As with past productions, the Windy City Playhouse’s current show provides a different kind of experience, this time moving the necessarily small audience between a dorm room, jail cell, poolside patio, restaurant, bar, and health club sauna, which, as far as I could tell, served no purpose other than to show off the actors’ pecs and the stage crew’s ability to quickly transform the space.
There’s a lot of yelling, which, in my opinion, often replaces more interesting subtlety, and which I find annoying enough in a normal theater space, but when you’re three feet from the actors, it makes me want to close my eyes and go to a happy place.
The actors do a fine job of ignoring audience members while moving among them, except on those occasions when interaction is intended, as when one of them took me by surprise by calling out my name and delivering to me a cold, awful tasting shot of coffee in the middle of a scene, the occasion of which I nonetheless intend to add to my stage resume as an uncredited role.
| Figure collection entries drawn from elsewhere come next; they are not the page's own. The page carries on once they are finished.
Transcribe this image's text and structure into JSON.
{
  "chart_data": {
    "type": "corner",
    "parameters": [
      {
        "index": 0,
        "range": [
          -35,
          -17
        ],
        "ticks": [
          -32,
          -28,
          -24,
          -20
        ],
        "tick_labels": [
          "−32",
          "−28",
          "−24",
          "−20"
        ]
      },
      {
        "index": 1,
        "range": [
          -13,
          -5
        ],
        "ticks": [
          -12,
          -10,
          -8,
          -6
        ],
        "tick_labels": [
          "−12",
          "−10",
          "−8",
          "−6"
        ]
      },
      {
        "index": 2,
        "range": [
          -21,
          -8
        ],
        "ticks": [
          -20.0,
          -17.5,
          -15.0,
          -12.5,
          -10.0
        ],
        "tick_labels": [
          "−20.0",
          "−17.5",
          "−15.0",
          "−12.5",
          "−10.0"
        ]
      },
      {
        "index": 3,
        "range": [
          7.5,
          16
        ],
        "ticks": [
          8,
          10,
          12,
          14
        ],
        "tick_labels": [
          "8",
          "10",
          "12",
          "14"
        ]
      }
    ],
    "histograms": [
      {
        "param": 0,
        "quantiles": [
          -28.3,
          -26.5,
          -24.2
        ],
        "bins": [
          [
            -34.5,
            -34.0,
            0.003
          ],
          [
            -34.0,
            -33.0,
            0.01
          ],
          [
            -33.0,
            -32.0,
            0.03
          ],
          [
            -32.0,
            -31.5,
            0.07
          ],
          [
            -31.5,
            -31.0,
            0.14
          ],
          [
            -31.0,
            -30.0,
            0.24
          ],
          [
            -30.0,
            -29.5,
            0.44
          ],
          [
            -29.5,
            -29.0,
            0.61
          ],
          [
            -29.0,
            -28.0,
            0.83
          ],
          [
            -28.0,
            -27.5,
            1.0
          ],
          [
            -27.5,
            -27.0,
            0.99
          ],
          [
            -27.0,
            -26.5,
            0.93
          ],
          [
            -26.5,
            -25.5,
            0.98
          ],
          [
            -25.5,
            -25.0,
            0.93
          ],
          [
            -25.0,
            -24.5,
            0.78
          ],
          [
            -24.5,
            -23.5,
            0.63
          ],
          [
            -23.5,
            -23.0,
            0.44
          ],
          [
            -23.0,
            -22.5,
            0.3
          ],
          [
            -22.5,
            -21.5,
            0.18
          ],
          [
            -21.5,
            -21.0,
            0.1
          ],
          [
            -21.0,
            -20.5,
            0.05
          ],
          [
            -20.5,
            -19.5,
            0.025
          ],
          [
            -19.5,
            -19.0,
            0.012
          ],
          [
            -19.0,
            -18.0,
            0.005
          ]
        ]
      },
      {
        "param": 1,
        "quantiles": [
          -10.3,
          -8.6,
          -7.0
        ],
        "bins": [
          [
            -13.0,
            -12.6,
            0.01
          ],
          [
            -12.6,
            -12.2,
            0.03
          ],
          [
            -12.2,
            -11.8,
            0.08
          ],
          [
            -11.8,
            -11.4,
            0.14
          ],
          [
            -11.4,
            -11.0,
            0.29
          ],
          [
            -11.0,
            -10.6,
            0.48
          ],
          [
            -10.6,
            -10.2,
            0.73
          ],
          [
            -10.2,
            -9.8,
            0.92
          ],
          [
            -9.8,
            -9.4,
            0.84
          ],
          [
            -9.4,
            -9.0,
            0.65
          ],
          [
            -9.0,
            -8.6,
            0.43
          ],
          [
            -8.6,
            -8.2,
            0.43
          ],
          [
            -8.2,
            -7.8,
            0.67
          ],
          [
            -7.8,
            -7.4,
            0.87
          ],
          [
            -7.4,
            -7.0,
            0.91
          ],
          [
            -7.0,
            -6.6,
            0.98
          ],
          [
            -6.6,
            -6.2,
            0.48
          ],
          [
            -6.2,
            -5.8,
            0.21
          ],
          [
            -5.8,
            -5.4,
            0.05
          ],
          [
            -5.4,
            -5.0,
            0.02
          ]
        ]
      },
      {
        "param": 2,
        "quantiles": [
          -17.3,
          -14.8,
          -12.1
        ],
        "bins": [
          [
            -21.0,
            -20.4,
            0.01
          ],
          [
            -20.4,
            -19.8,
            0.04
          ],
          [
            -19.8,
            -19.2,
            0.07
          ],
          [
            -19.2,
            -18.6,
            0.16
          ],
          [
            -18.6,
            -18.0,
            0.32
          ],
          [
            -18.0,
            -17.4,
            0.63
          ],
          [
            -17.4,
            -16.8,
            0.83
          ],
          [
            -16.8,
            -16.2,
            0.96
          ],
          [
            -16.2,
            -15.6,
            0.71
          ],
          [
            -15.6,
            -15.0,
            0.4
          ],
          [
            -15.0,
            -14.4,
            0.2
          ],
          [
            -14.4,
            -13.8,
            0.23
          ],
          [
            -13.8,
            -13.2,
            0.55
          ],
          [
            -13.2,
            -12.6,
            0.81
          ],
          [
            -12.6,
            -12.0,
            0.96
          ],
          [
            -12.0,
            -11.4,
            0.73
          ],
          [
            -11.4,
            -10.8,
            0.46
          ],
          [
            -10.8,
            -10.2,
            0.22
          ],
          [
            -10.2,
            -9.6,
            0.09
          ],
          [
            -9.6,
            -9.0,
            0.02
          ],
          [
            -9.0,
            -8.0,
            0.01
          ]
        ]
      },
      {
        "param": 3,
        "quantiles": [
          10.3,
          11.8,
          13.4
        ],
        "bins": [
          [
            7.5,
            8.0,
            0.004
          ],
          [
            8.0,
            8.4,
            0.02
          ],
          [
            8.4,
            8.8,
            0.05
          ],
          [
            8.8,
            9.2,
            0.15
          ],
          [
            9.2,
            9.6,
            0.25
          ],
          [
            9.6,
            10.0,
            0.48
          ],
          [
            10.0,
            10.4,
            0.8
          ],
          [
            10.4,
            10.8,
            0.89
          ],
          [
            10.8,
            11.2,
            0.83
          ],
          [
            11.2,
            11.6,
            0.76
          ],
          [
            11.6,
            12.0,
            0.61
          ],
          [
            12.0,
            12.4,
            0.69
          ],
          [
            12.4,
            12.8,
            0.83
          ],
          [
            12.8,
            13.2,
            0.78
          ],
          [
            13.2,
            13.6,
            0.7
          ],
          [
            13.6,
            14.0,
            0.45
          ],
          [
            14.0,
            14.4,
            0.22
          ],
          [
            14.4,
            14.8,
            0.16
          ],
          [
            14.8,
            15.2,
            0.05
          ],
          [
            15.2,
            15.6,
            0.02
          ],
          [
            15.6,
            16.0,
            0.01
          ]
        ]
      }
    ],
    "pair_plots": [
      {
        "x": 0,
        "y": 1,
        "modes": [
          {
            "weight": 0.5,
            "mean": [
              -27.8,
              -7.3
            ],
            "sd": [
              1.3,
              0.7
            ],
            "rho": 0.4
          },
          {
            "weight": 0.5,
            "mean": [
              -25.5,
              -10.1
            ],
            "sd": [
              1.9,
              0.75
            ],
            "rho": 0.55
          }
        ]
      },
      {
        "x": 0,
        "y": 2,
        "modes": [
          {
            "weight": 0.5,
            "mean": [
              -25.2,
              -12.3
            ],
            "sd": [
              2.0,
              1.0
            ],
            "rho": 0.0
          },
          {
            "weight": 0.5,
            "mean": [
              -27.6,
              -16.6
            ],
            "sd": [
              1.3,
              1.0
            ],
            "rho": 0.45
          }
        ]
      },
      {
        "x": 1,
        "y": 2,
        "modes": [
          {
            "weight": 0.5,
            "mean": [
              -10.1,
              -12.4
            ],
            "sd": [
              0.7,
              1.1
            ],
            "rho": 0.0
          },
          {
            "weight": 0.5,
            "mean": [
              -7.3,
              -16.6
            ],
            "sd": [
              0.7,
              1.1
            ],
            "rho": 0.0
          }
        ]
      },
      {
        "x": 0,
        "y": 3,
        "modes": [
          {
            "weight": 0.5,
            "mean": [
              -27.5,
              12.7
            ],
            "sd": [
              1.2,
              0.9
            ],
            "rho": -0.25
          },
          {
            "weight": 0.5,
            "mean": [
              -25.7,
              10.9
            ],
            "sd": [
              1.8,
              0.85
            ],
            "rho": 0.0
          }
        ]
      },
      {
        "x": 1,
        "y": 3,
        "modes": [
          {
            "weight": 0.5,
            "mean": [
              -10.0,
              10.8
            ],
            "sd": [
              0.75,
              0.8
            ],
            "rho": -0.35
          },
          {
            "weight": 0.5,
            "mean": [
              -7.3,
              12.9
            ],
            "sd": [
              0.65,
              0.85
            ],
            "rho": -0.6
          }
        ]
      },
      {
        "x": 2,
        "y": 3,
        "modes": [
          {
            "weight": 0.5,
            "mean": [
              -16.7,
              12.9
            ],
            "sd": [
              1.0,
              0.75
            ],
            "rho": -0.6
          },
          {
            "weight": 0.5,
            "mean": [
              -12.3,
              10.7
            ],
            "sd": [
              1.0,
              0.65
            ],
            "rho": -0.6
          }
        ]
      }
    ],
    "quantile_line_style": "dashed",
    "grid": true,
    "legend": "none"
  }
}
It’s a serious show, but I found the delivery of the message to be somewhat convoluted, with unnecessary details inserted for no apparent reason other than to fill time. In particular, I couldn’t help but cringe when a lawyer asked his client to sign something that bore no relation to the thread of the story and would be a clear violation of legal ethics rules. I later felt compelled to go to the playwright’s webpage and send him a message citing the rule he had his character breaking. I’m sure that will go over well.
I love the creativity of the Windy City Playhouse, but The Recommendation does not get mine.